4 Nisan 2019: Hafter’e bağlı birlikler Trablus’u ele geçirmek için geniş çaplı bir operasyon başlattı.

23 Ekim 2020: UMH ile Temsilciler Meclisi arasında Cenevre’de kalıcı ateşkes sağlandı.

9 Kasım 2020: Tunus’taki Libya Siyasi Diyalog Forumu’nda 24 Aralık 2021’de genel seçimlere gidilmesi kararlaştırıldı.

5 Şubat 2021: Anlaşma çerçevesinde yeni Başkanlık Konseyi ve Başbakan seçildi. Başkanlık Konseyi Başkanlığı’na Muhammed Menfi, başbakanlığa Abdulhamid Dibeybe seçildi.

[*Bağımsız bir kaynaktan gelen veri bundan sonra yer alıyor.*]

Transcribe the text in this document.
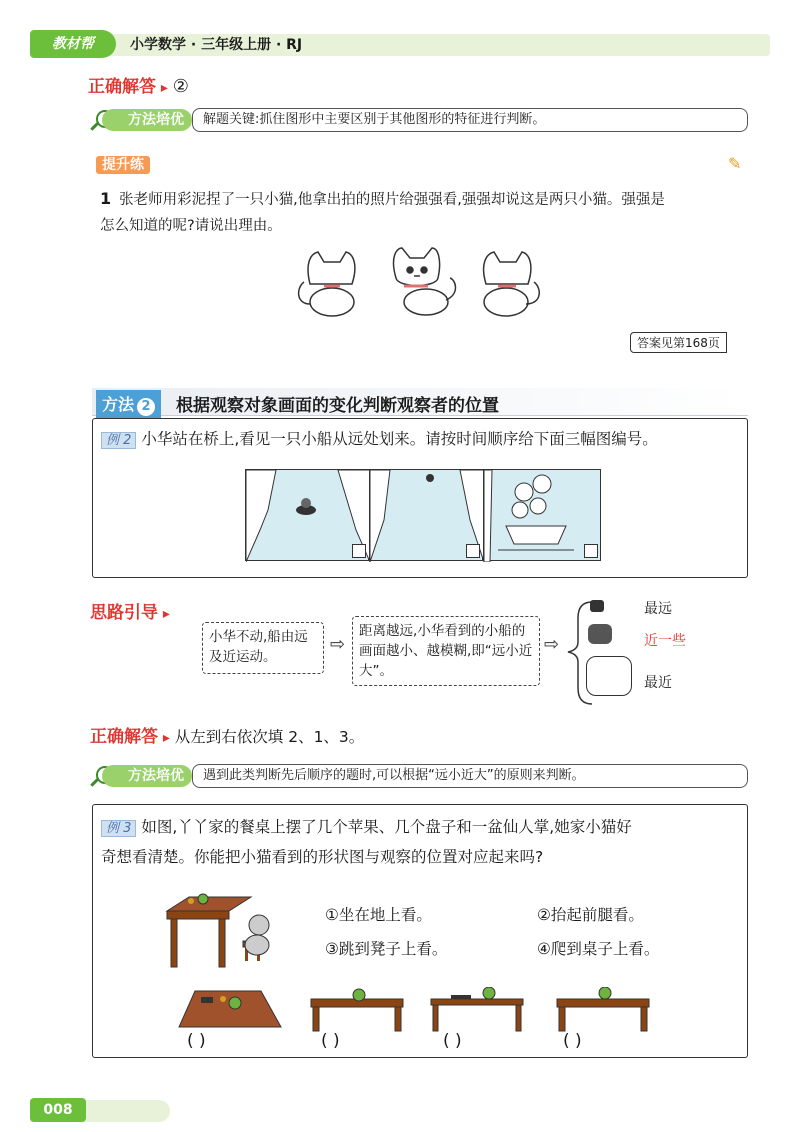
教材帮	小学数学 · 三年级上册 · RJ
正确解答 ▸ ②
方法培优	解题关键:抓住图形中主要区别于其他图形的特征进行判断。
提升练	✎
1 张老师用彩泥捏了一只小猫,他拿出拍的照片给强强看,强强却说这是两只小猫。强强是
怎么知道的呢?请说出理由。
答案见第168页
方法 2	根据观察对象画面的变化判断观察者的位置
例 2 小华站在桥上,看见一只小船从远处划来。请按时间顺序给下面三幅图编号。
思路引导 ▸
小华不动,船由远及近运动。
⇨
距离越远,小华看到的小船的画面越小、越模糊,即“远小近大”。
⇨
最远
近一些
最近
正确解答 ▸ 从左到右依次填 2、1、3。
方法培优	遇到此类判断先后顺序的题时,可以根据“远小近大”的原则来判断。
例 3 如图,丫丫家的餐桌上摆了几个苹果、几个盘子和一盆仙人掌,她家小猫好
奇想看清楚。你能把小猫看到的形状图与观察的位置对应起来吗?
①坐在地上看。	②抬起前腿看。
③跳到凳子上看。	④爬到桌子上看。
( )	( )	( )	( )
008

AKP’NİN İBRETLİK LİBYA POLİTİKASI

AKP iktidarının Libya politikası ibretlik dersler içeriyor. Tıpkı Suriye gibi rejim değiştirme hevesiyle çıkılan yolun sonunda iflas eden politikalar nedeniyle Libya cenderesinin içine düşüldü. Türkiye’nin Libya’ya müdahil olması Doğu Akdeniz’deki enerji gerilimine paralel olarak geldi. Doğu Akdeniz’de enerji kavgasında geç kalan Ankara, Trablus üzerinden yeni bir sürecin kapılarını araladı. Doğu Akdeniz’de Türkiye’ye karşı oluşan blok ve Ankara’nın yaşadığı yalnızlık sonrası 2019 sonbaharında radikal kararlar alındı.

10 Mart 2011: Libya’ya müdahale tartışılırken Erdoğan “NATO’nun Libya’da ne işi var” çıkışı yaptı.

19 Mart 2011: Erdoğan’ın bu çıkışından bir hafta sonra Türkiye NATO müdahalesine askeri destek verdi.

27 Kasım 2019: Libya’daki siyasal İslamcıların ağırlıkta olduğu yönetime destek veren AKP iktidarı Trablus yönetimi ile çifte anlaşma imzaladı.

2 Ocak 2020: Libya tezkeresi TBMM Genel Kurulu’nda kabul edildi. Libya’ya asker gönderildi.

Ekim ayında varılan ateşkes ve sonrasında imzalanan anlaşma kapsamında bütün yabancı birliklerle milislerin Libya’yı Mart ayına kadar terke etmesi kararlaştırıldı. Anlaşmaya göre bu ülkede resmen asker konuşlandıran Türkiye’nin birlikleri geri çekmesi bekleniyor.